“How others treat you is a reflection of them. How you react is a reflection of you.”
-Mel Robbins
We all have heard the classic saying “treat others how you would like to be treated.” In today’s quote American television host, author of the book The 5 Second Rule, and motivational speaker Mel Robbins provides us with one that along those same lines and is two fold: one that focuses on how what others say to us is a reflection of them and how we react to what is said is a reflection of us. The first part is and will always be something that is out of our control; however the second part is always something that is within our control.
Let’s face it: some people are just mean. They may be someone who is angry at the world and for whatever reason intentionally hurt others by saying or doing something that makes them feel better. Again this not ok but as the saying goes: they made their bed and now they have to lie in it.
Now we have some decisions to make on how we react to what has been said or done to us. For many, our first reaction may be to retaliate and react by saying or doing something back to that other person. It may for a brief moment may make us feel better, but that feeling would subside quickly for most leaving us with a deep pit of regret for how we lost our cool. When we do this we are no better than that other person. We have lost self control or that self management piece of Social Emotional Learning. This can have a negative chain reaction to our social awareness, relationship and responsible decision making skills.

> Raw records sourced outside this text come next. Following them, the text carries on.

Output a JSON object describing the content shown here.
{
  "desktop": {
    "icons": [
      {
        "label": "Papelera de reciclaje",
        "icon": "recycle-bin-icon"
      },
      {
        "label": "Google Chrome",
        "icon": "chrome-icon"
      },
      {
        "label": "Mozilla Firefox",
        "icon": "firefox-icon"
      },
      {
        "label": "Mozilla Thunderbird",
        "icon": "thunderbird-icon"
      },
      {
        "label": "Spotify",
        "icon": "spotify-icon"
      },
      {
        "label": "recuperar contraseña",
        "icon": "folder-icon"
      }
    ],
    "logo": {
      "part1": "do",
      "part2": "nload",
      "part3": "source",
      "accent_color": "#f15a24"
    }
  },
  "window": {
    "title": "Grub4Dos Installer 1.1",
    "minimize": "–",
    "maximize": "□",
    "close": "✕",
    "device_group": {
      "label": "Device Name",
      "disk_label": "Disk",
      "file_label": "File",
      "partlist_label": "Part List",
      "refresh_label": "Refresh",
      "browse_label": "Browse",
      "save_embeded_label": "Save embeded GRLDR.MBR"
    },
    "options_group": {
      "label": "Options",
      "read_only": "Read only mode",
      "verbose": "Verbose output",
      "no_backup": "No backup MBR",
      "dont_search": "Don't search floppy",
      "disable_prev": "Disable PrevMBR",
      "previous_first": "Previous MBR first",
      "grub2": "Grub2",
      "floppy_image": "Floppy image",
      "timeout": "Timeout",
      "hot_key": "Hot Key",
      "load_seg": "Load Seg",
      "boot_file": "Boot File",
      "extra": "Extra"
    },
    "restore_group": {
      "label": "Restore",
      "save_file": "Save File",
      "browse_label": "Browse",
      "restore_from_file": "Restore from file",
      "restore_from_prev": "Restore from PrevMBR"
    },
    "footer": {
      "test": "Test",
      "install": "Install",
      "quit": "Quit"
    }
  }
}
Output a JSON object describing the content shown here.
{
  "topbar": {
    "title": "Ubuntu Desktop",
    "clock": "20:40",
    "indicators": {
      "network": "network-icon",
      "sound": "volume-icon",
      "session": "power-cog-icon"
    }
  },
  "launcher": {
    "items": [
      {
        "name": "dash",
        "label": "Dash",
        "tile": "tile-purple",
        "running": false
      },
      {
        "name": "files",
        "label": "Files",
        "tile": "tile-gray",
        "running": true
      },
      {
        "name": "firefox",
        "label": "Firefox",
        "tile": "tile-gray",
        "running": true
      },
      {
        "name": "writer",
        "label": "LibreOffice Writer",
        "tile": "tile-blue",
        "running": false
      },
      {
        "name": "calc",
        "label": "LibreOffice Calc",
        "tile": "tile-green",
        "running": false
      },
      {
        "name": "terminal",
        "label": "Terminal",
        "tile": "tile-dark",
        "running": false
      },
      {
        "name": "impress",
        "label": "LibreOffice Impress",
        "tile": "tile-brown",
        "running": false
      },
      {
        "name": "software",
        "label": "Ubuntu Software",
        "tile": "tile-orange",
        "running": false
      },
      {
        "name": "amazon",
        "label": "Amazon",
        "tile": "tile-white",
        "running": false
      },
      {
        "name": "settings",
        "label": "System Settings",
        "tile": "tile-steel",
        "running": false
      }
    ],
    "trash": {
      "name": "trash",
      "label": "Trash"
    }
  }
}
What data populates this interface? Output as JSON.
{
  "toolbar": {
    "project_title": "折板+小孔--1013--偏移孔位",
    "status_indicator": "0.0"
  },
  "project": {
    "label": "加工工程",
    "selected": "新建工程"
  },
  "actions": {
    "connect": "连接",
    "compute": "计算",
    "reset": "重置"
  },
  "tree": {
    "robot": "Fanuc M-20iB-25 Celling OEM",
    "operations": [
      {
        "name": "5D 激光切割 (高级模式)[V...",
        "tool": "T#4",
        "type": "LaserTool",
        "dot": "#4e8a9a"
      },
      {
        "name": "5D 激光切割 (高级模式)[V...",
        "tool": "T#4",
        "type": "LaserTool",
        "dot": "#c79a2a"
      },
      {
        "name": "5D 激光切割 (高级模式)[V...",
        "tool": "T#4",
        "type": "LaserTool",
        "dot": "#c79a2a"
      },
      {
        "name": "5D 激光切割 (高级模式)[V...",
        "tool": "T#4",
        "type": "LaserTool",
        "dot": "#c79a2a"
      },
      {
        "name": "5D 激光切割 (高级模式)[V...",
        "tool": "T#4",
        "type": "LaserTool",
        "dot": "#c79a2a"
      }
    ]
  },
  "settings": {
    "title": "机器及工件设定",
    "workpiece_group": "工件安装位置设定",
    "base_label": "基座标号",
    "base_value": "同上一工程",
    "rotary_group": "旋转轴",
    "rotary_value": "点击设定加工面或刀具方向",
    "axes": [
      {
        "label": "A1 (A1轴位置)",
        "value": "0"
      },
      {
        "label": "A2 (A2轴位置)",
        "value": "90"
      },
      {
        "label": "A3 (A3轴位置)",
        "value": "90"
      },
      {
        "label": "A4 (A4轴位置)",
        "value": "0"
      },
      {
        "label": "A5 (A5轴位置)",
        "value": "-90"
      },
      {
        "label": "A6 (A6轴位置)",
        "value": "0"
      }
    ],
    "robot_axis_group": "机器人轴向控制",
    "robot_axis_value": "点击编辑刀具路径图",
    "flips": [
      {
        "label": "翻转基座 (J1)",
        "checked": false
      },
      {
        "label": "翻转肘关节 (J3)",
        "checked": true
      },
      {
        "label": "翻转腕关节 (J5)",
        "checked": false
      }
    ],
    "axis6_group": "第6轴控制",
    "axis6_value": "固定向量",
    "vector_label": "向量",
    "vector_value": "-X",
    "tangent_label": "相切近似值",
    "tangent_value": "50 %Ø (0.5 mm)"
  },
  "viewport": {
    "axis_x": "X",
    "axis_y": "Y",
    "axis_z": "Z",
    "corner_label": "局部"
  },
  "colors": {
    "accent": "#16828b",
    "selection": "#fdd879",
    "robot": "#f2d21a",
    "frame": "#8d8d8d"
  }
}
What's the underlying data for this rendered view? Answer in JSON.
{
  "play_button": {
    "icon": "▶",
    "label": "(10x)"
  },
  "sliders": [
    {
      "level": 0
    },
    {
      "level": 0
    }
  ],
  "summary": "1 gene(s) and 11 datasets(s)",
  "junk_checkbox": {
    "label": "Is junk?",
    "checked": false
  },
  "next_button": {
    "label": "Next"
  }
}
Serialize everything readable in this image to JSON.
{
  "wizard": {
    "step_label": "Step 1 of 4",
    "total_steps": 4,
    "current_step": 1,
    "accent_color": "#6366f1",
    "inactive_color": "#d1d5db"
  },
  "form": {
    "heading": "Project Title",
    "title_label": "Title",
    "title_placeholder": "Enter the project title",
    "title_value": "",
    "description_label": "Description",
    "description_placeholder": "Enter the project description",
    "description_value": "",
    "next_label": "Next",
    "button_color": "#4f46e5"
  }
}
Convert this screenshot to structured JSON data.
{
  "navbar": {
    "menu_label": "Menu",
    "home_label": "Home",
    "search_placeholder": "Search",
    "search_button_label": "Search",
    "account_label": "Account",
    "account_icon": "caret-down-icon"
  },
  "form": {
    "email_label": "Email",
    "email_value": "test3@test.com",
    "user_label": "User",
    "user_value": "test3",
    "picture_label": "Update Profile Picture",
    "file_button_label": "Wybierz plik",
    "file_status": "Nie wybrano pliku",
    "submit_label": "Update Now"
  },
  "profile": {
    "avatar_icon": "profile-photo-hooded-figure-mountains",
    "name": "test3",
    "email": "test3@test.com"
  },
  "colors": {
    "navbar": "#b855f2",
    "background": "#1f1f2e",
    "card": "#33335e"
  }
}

The more proactive reaction to someone who we feel is mistreating us could be for us to respond back in a respectful manner expressing how we do not appreciate or condone being spoken to that way and essentially telling them how you should be treated. We can still stand up for ourselves without resorting to or retaliating with negative words or actions towards them. We are better than this. It likes Kenny Rogers’ song The Gambler which focuses around a card came and its message about life is knowing when to hold them (the cards of life) and when to fold them; when to walk away and when to run. We have to respond in that same manner when dealing with those who are unkind to us. If the other person continues to be disrespectful after your peaceful attempt this would be the time to just walk away and not to lower yourself to their level. There is no shame in doing this and you are actually rising above their, in my view, cowardly act.
When we learn to better control our thoughts and emotions we will be better for it. By no means is this easy and even at 45 years old it is something that I work on every day. I make mistakes. You will make mistakes. We are humans, not robots. I think if more people focused on controlling themselves better then there would be less conflict in the world and it is my hope that we do a much better job as a society in this area.
What does this quote mean to you and how can you apply today’s message towards managing yourself better?